Hermanos y hermanas:

Hoy, en la explanada de Blonia, en Cracovia, resuena nuevamente esta pregunta recogida en los Hechos de los Apóstoles. Esta vez se dirige a todos nosotros: “¿Qué hacéis ahí mirando al cielo?”. La respuesta a esta pregunta encierra la verdad fundamental sobre la vida y el destino del hombre.

Esta pregunta se refiere a dos actitudes relacionadas con las dos realidades en las que se inscribe la vida del hombre: la terrena y la celeste. Primero, la realidad terrena: “¿Qué hacéis ahí?”, ¿por qué estáis en la tierra? Respondemos: Estamos en la tierra porque el Creador nos ha puesto aquí como coronamiento de la obra de la creación. Dios todopoderoso, de acuerdo con su inefable designio de amor, creó el cosmos, lo sacó de la nada. Y después de realizar esa obra, llamó a la existencia al hombre, creado a su imagen y semejanza (cfr. Gn 1, 26-27). Le concedió la dignidad de hijo de Dios y la inmortalidad.

Sin embargo, como sabemos, el hombre se extravió, abusó del don de la libertad y dijo “no” a Dios, condenándose de este modo a sí mismo a una existencia en la que entraron el mal, el pecado, el sufrimiento y la muerte. Pero sabemos también que Dios mismo no se resignó a esa situación y entró directamente en la historia del hombre, que se convirtió en historia de la salvación. “Estamos en la tierra”, estamos arraigados en ella, de ella crecemos. Aquí hacemos el bien en los extensos campos de la existencia diaria, en el ámbito de lo material y también en el de lo espiritual: en las relaciones recíprocas, en la edificación de la comunidad humana y en la cultura.
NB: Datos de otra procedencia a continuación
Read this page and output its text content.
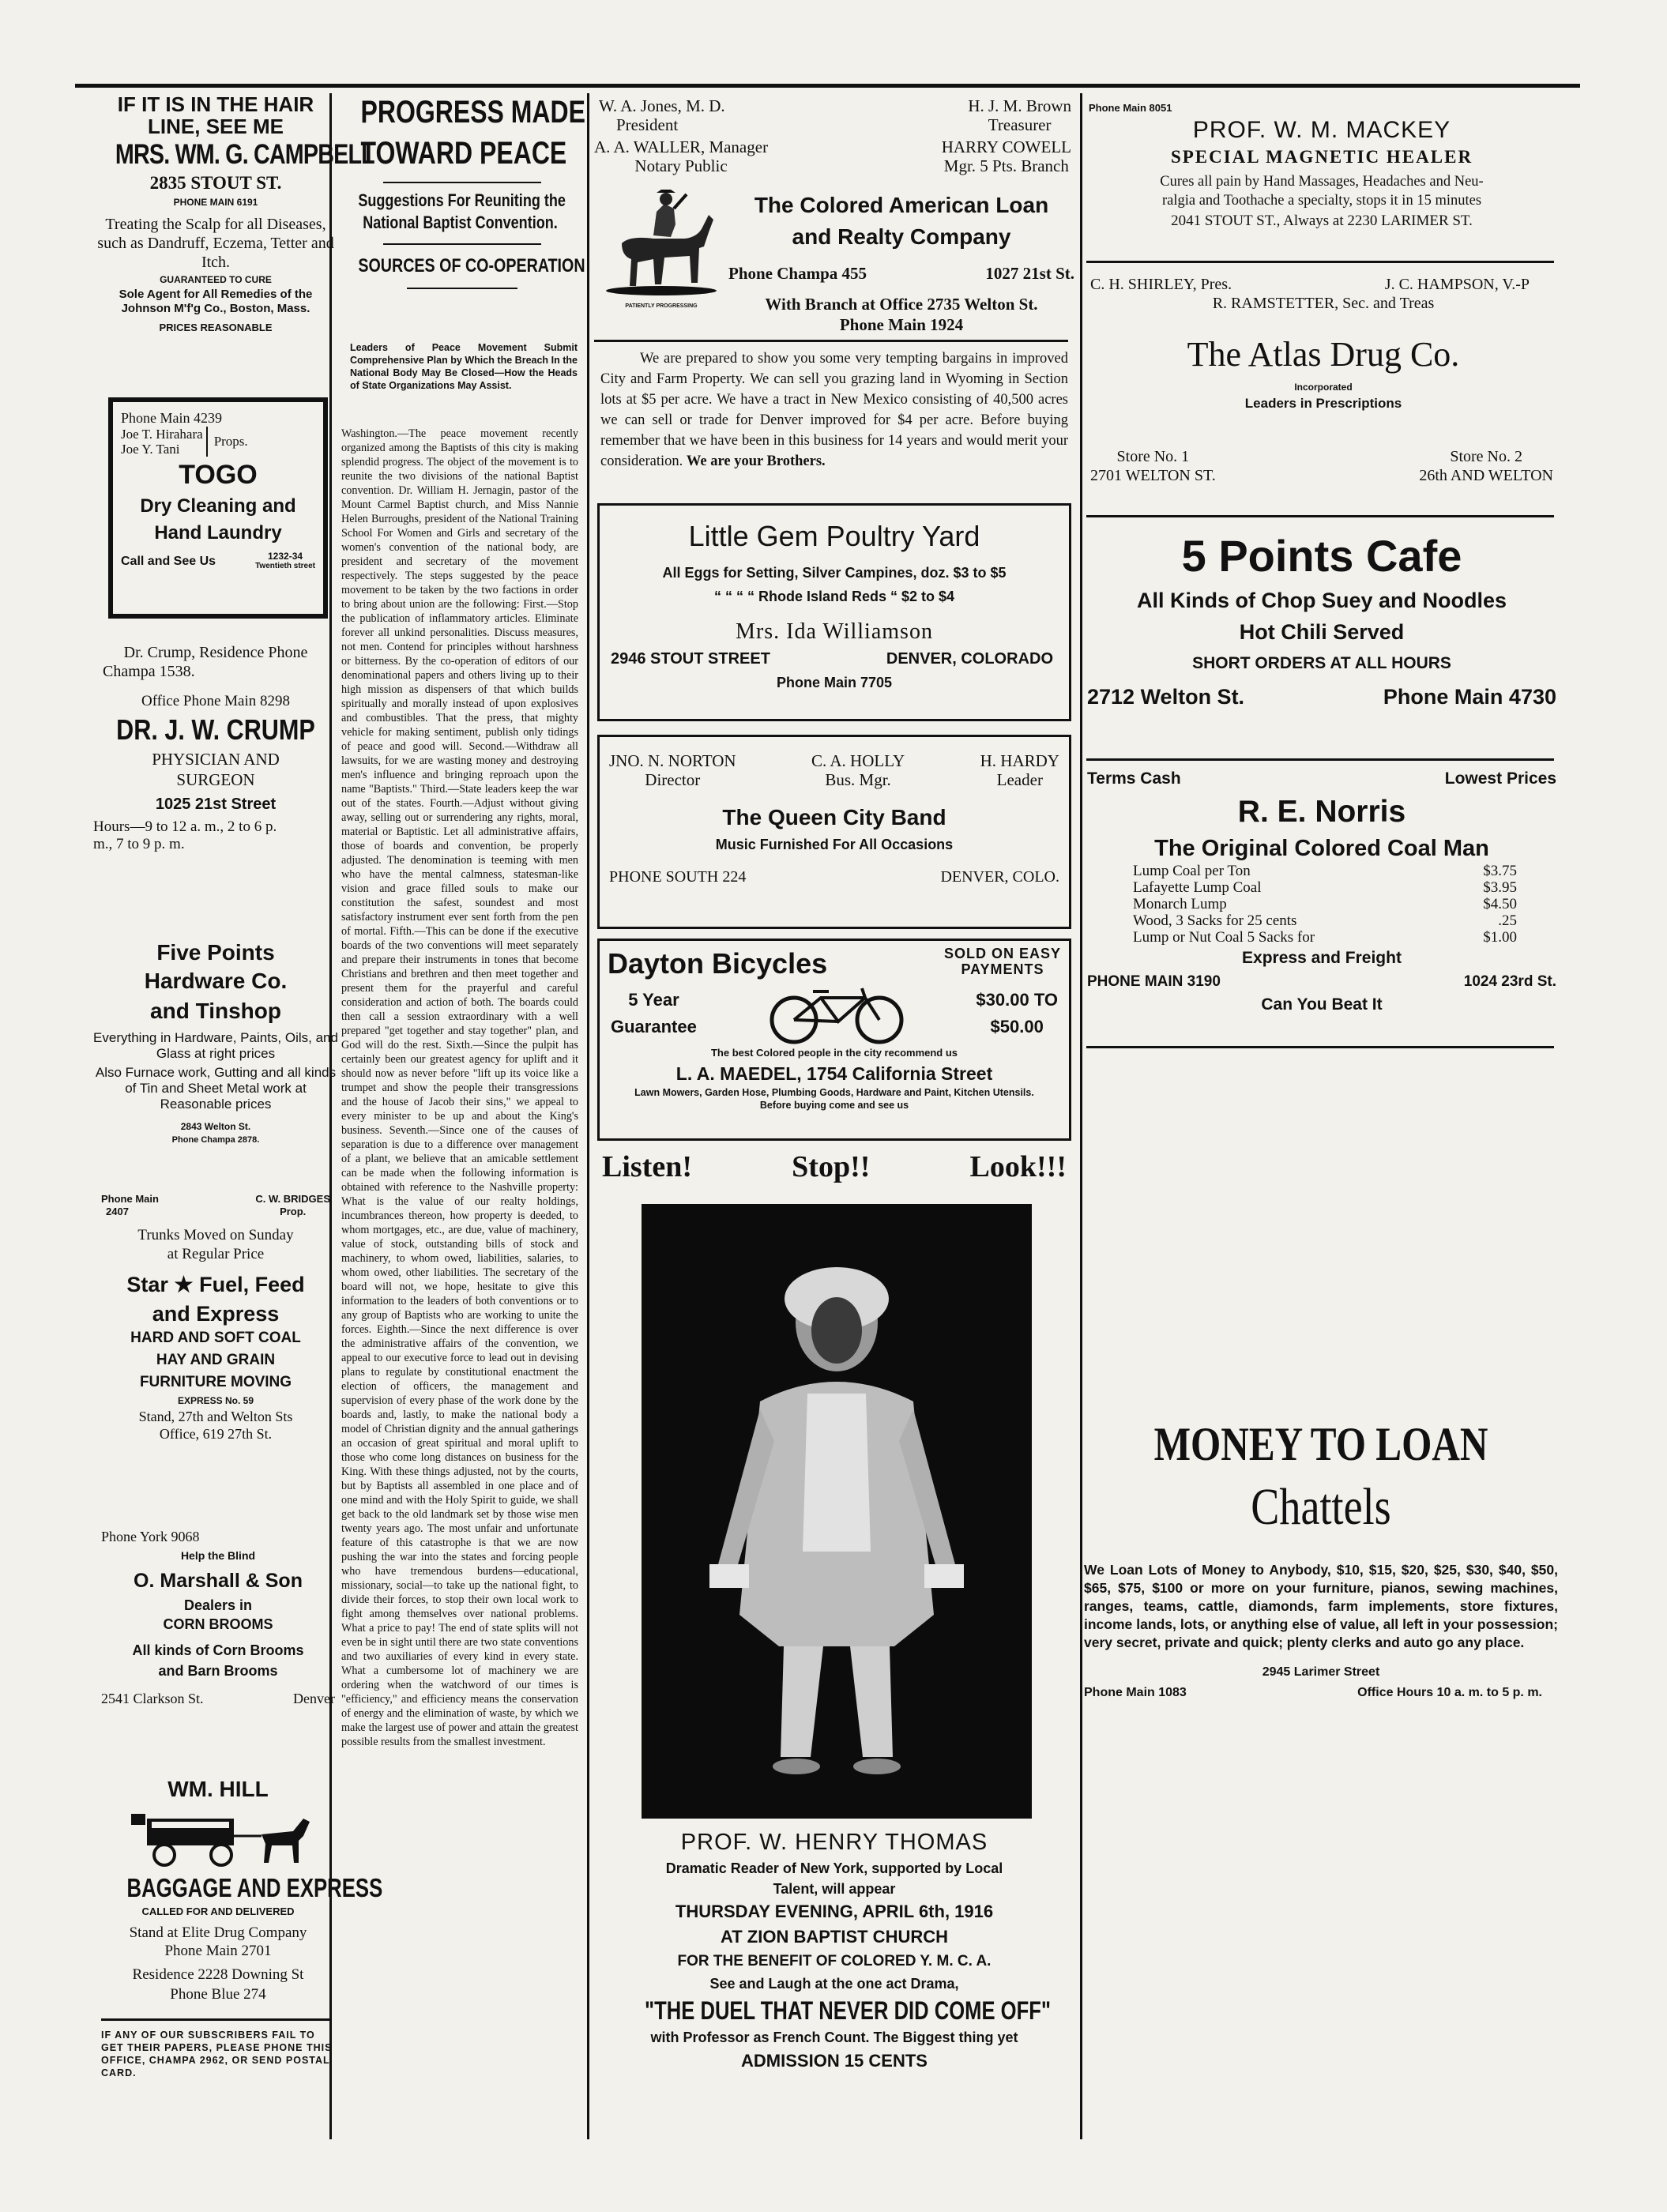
IF IT IS IN THE HAIR
LINE, SEE ME
MRS. WM. G. CAMPBELL
2835 STOUT ST.
PHONE MAIN 6191
Treating the Scalp for all Diseases, such as Dandruff, Eczema, Tetter and Itch.
GUARANTEED TO CURE
Sole Agent for All Remedies of the Johnson M'f'g Co., Boston, Mass.
PRICES REASONABLE
Phone Main 4239
Joe T. Hirahara
Joe Y. Tani
Props.
TOGO
Dry Cleaning and
Hand Laundry
Call and See Us	1232-34
Twentieth street
Dr. Crump, Residence Phone
Champa 1538.
Office Phone Main 8298
DR. J. W. CRUMP
PHYSICIAN AND
SURGEON
1025 21st Street
Hours—9 to 12 a. m., 2 to 6 p.
m., 7 to 9 p. m.
Five Points
Hardware Co.
and Tinshop
Everything in Hardware, Paints, Oils, and Glass at right prices
Also Furnace work, Gutting and all kinds of Tin and Sheet Metal work at Reasonable prices
2843 Welton St.
Phone Champa 2878.
Phone Main
2407
C. W. BRIDGES
Prop.
Trunks Moved on Sunday
at Regular Price
Star ★ Fuel, Feed
and Express
HARD AND SOFT COAL
HAY AND GRAIN
FURNITURE MOVING
EXPRESS No. 59
Stand, 27th and Welton Sts
Office, 619 27th St.
Phone York 9068
Help the Blind
O. Marshall & Son
Dealers in
CORN BROOMS
All kinds of Corn Brooms
and Barn Brooms
2541 Clarkson St.	Denver
WM. HILL
BAGGAGE AND EXPRESS
CALLED FOR AND DELIVERED
Stand at Elite Drug Company
Phone Main 2701
Residence 2228 Downing St
Phone Blue 274
IF ANY OF OUR SUBSCRIBERS FAIL TO GET THEIR PAPERS, PLEASE PHONE THIS OFFICE, CHAMPA 2962, OR SEND POSTAL CARD.
PROGRESS MADE
TOWARD PEACE
Suggestions For Reuniting the
National Baptist Convention.
SOURCES OF CO-OPERATION
Leaders of Peace Movement Submit Comprehensive Plan by Which the Breach In the National Body May Be Closed—How the Heads of State Organizations May Assist.
Washington.—The peace movement recently organized among the Baptists of this city is making splendid progress. The object of the movement is to reunite the two divisions of the national Baptist convention. Dr. William H. Jernagin, pastor of the Mount Carmel Baptist church, and Miss Nannie Helen Burroughs, president of the National Training School For Women and Girls and secretary of the women's convention of the national body, are president and secretary of the movement respectively. The steps suggested by the peace movement to be taken by the two factions in order to bring about union are the following: First.—Stop the publication of inflammatory articles. Eliminate forever all unkind personalities. Discuss measures, not men. Contend for principles without harshness or bitterness. By the co-operation of editors of our denominational papers and others living up to their high mission as dispensers of that which builds spiritually and morally instead of upon explosives and combustibles. That the press, that mighty vehicle for making sentiment, publish only tidings of peace and good will. Second.—Withdraw all lawsuits, for we are wasting money and destroying men's influence and bringing reproach upon the name "Baptists." Third.—State leaders keep the war out of the states. Fourth.—Adjust without giving away, selling out or surrendering any rights, moral, material or Baptistic. Let all administrative affairs, those of boards and convention, be properly adjusted. The denomination is teeming with men who have the mental calmness, statesman-like vision and grace filled souls to make our constitution the safest, soundest and most satisfactory instrument ever sent forth from the pen of mortal. Fifth.—This can be done if the executive boards of the two conventions will meet separately and prepare their instruments in tones that become Christians and brethren and then meet together and present them for the prayerful and careful consideration and action of both. The boards could then call a session extraordinary with a well prepared "get together and stay together" plan, and God will do the rest. Sixth.—Since the pulpit has certainly been our greatest agency for uplift and it should now as never before "lift up its voice like a trumpet and show the people their transgressions and the house of Jacob their sins," we appeal to every minister to be up and about the King's business. Seventh.—Since one of the causes of separation is due to a difference over management of a plant, we believe that an amicable settlement can be made when the following information is obtained with reference to the Nashville property: What is the value of our realty holdings, incumbrances thereon, how property is deeded, to whom mortgages, etc., are due, value of machinery, value of stock, outstanding bills of stock and machinery, to whom owed, liabilities, salaries, to whom owed, other liabilities. The secretary of the board will not, we hope, hesitate to give this information to the leaders of both conventions or to any group of Baptists who are working to unite the forces. Eighth.—Since the next difference is over the administrative affairs of the convention, we appeal to our executive force to lead out in devising plans to regulate by constitutional enactment the election of officers, the management and supervision of every phase of the work done by the boards and, lastly, to make the national body a model of Christian dignity and the annual gatherings an occasion of great spiritual and moral uplift to those who come long distances on business for the King. With these things adjusted, not by the courts, but by Baptists all assembled in one place and of one mind and with the Holy Spirit to guide, we shall get back to the old landmark set by those wise men twenty years ago. The most unfair and unfortunate feature of this catastrophe is that we are now pushing the war into the states and forcing people who have tremendous burdens—educational, missionary, social—to take up the national fight, to divide their forces, to stop their own local work to fight among themselves over national problems. What a price to pay! The end of state splits will not even be in sight until there are two state conventions and two auxiliaries of every kind in every state. What a cumbersome lot of machinery we are ordering when the watchword of our times is "efficiency," and efficiency means the conservation of energy and the elimination of waste, by which we make the largest use of power and attain the greatest possible results from the smallest investment.
W. A. Jones, M. D.
President
H. J. M. Brown
Treasurer
A. A. WALLER, Manager
Notary Public
HARRY COWELL
Mgr. 5 Pts. Branch
PATIENTLY PROGRESSING
The Colored American Loan
and Realty Company
Phone Champa 455	1027 21st St.
With Branch at Office 2735 Welton St.
Phone Main 1924
We are prepared to show you some very tempting bargains in improved City and Farm Property. We can sell you grazing land in Wyoming in Section lots at $5 per acre. We have a tract in New Mexico consisting of 40,500 acres we can sell or trade for Denver improved for $4 per acre. Before buying remember that we have been in this business for 14 years and would merit your consideration. We are your Brothers.
Little Gem Poultry Yard
All Eggs for Setting, Silver Campines, doz. $3 to $5
“ “ “ “ Rhode Island Reds “ $2 to $4
Mrs. Ida Williamson
2946 STOUT STREET	DENVER, COLORADO
Phone Main 7705
JNO. N. NORTON
Director
C. A. HOLLY
Bus. Mgr.
H. HARDY
Leader
The Queen City Band
Music Furnished For All Occasions
PHONE SOUTH 224	DENVER, COLO.
Dayton Bicycles	SOLD ON EASY
PAYMENTS
5 Year
Guarantee
$30.00 TO
$50.00
The best Colored people in the city recommend us
L. A. MAEDEL, 1754 California Street
Lawn Mowers, Garden Hose, Plumbing Goods, Hardware and Paint, Kitchen Utensils. Before buying come and see us
Listen!	Stop!!	Look!!!
PROF. W. HENRY THOMAS
Dramatic Reader of New York, supported by Local
Talent, will appear
THURSDAY EVENING, APRIL 6th, 1916
AT ZION BAPTIST CHURCH
FOR THE BENEFIT OF COLORED Y. M. C. A.
See and Laugh at the one act Drama,
"THE DUEL THAT NEVER DID COME OFF"
with Professor as French Count. The Biggest thing yet
ADMISSION 15 CENTS
Phone Main 8051
PROF. W. M. MACKEY
SPECIAL MAGNETIC HEALER
Cures all pain by Hand Massages, Headaches and Neu-
ralgia and Toothache a specialty, stops it in 15 minutes
2041 STOUT ST., Always at 2230 LARIMER ST.
C. H. SHIRLEY, Pres.	J. C. HAMPSON, V.-P
R. RAMSTETTER, Sec. and Treas
The Atlas Drug Co.
Incorporated
Leaders in Prescriptions
Store No. 1
2701 WELTON ST.
Store No. 2
26th AND WELTON
5 Points Cafe
All Kinds of Chop Suey and Noodles
Hot Chili Served
SHORT ORDERS AT ALL HOURS
2712 Welton St.	Phone Main 4730
Terms Cash	Lowest Prices
R. E. Norris
The Original Colored Coal Man
Lump Coal per Ton	$3.75
Lafayette Lump Coal	$3.95
Monarch Lump	$4.50
Wood, 3 Sacks for 25 cents	.25
Lump or Nut Coal 5 Sacks for	$1.00
Express and Freight
PHONE MAIN 3190	1024 23rd St.
Can You Beat It
MONEY TO LOAN
Chattels
We Loan Lots of Money to Anybody, $10, $15, $20, $25, $30, $40, $50, $65, $75, $100 or more on your furniture, pianos, sewing machines, ranges, teams, cattle, diamonds, farm implements, store fixtures, income lands, lots, or anything else of value, all left in your possession; very secret, private and quick; plenty clerks and auto go any place.
2945 Larimer Street
Phone Main 1083	Office Hours 10 a. m. to 5 p. m.
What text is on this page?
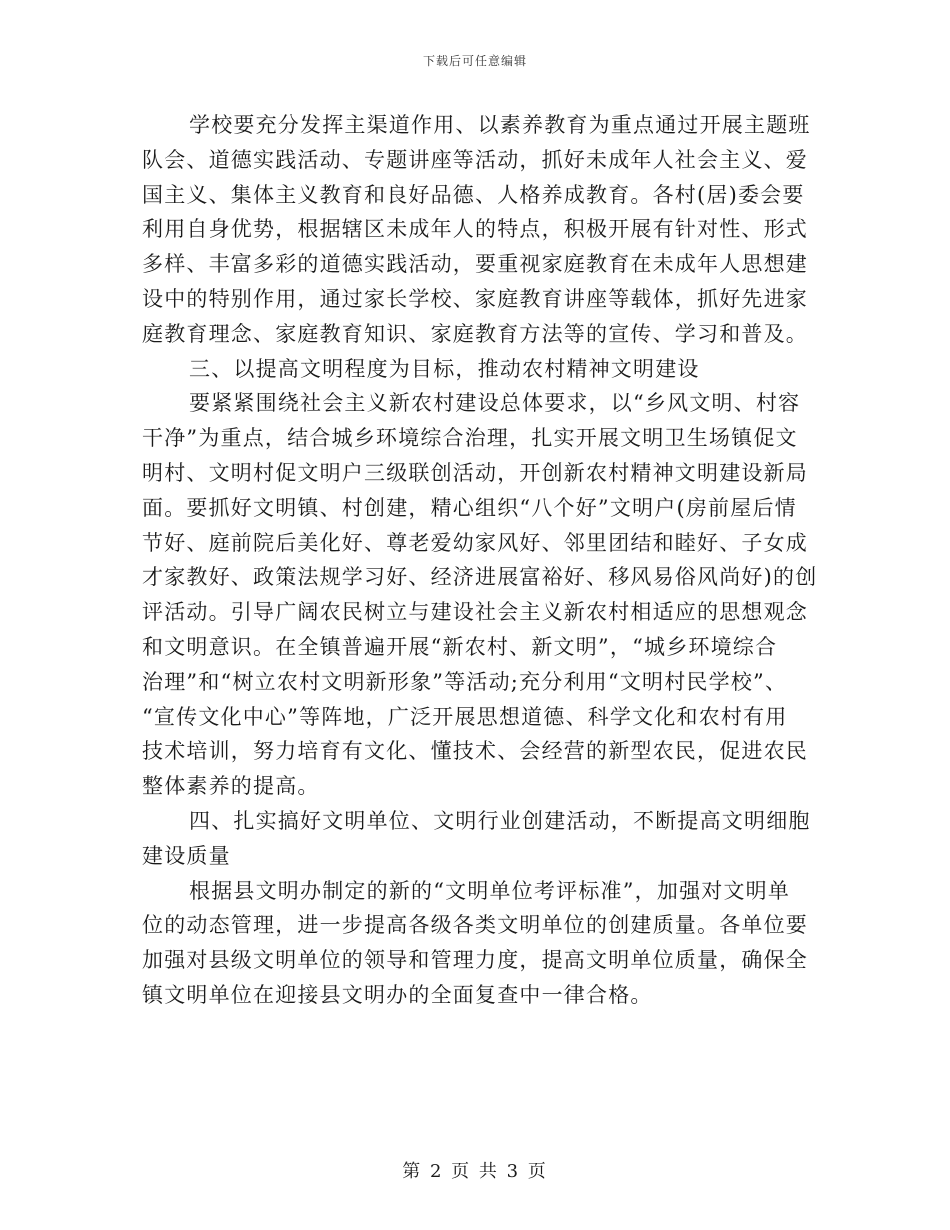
下载后可任意编辑
学校要充分发挥主渠道作用、以素养教育为重点通过开展主题班
队会、道德实践活动、专题讲座等活动，抓好未成年人社会主义、爱
国主义、集体主义教育和良好品德、人格养成教育。各村(居)委会要
利用自身优势，根据辖区未成年人的特点，积极开展有针对性、形式
多样、丰富多彩的道德实践活动，要重视家庭教育在未成年人思想建
设中的特别作用，通过家长学校、家庭教育讲座等载体，抓好先进家
庭教育理念、家庭教育知识、家庭教育方法等的宣传、学习和普及。
三、以提高文明程度为目标，推动农村精神文明建设
要紧紧围绕社会主义新农村建设总体要求，以“乡风文明、村容
干净”为重点，结合城乡环境综合治理，扎实开展文明卫生场镇促文
明村、文明村促文明户三级联创活动，开创新农村精神文明建设新局
面。要抓好文明镇、村创建，精心组织“八个好”文明户(房前屋后情
节好、庭前院后美化好、尊老爱幼家风好、邻里团结和睦好、子女成
才家教好、政策法规学习好、经济进展富裕好、移风易俗风尚好)的创
评活动。引导广阔农民树立与建设社会主义新农村相适应的思想观念
和文明意识。在全镇普遍开展“新农村、新文明”，“城乡环境综合
治理”和“树立农村文明新形象”等活动;充分利用“文明村民学校”、
“宣传文化中心”等阵地，广泛开展思想道德、科学文化和农村有用
技术培训，努力培育有文化、懂技术、会经营的新型农民，促进农民
整体素养的提高。
四、扎实搞好文明单位、文明行业创建活动，不断提高文明细胞
建设质量
根据县文明办制定的新的“文明单位考评标准”，加强对文明单
位的动态管理，进一步提高各级各类文明单位的创建质量。各单位要
加强对县级文明单位的领导和管理力度，提高文明单位质量，确保全
镇文明单位在迎接县文明办的全面复查中一律合格。
第 2 页 共 3 页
Aquí experimentamos el cansancio de los viandantes en camino hacia la meta por sendas escabrosas, en medio de vacilaciones, tensiones, incertidumbres, pero también con la profunda conciencia de que antes o después este camino llegará a su término. Y entonces surge la reflexión: ¿Esto es todo? ¿La tierra en la que “nos encontramos” es nuestro destino definitivo?

En este contexto, conviene detenerse en la segunda parte de la pregunta recogida en la página de los Hechos: “¿Qué hacéis ahí mirando al cielo?”. Leemos que, cuando los Apóstoles intentaron atraer la atención del Resucitado sobre la cuestión de la reconstrucción del reino terreno de Israel, él “fue elevado en presencia de ellos, y una nube lo ocultó a sus ojos”. Y ellos “estaban mirando fijamente al cielo mientras se iba” (Hch 1, 9-10). Así pues, estaban mirando fijamente al cielo, dado que acompañaban con la mirada a Jesucristo, crucificado y resucitado, que era elevado. No sabemos si en aquel momento se dieron cuenta de que precisamente ante ellos se estaba abriendo un horizonte magnífico, infinito, el punto de llegada definitivo de la peregrinación terrena del hombre. Tal vez lo comprendieron solamente el día de Pentecostés, iluminados por el Espíritu Santo.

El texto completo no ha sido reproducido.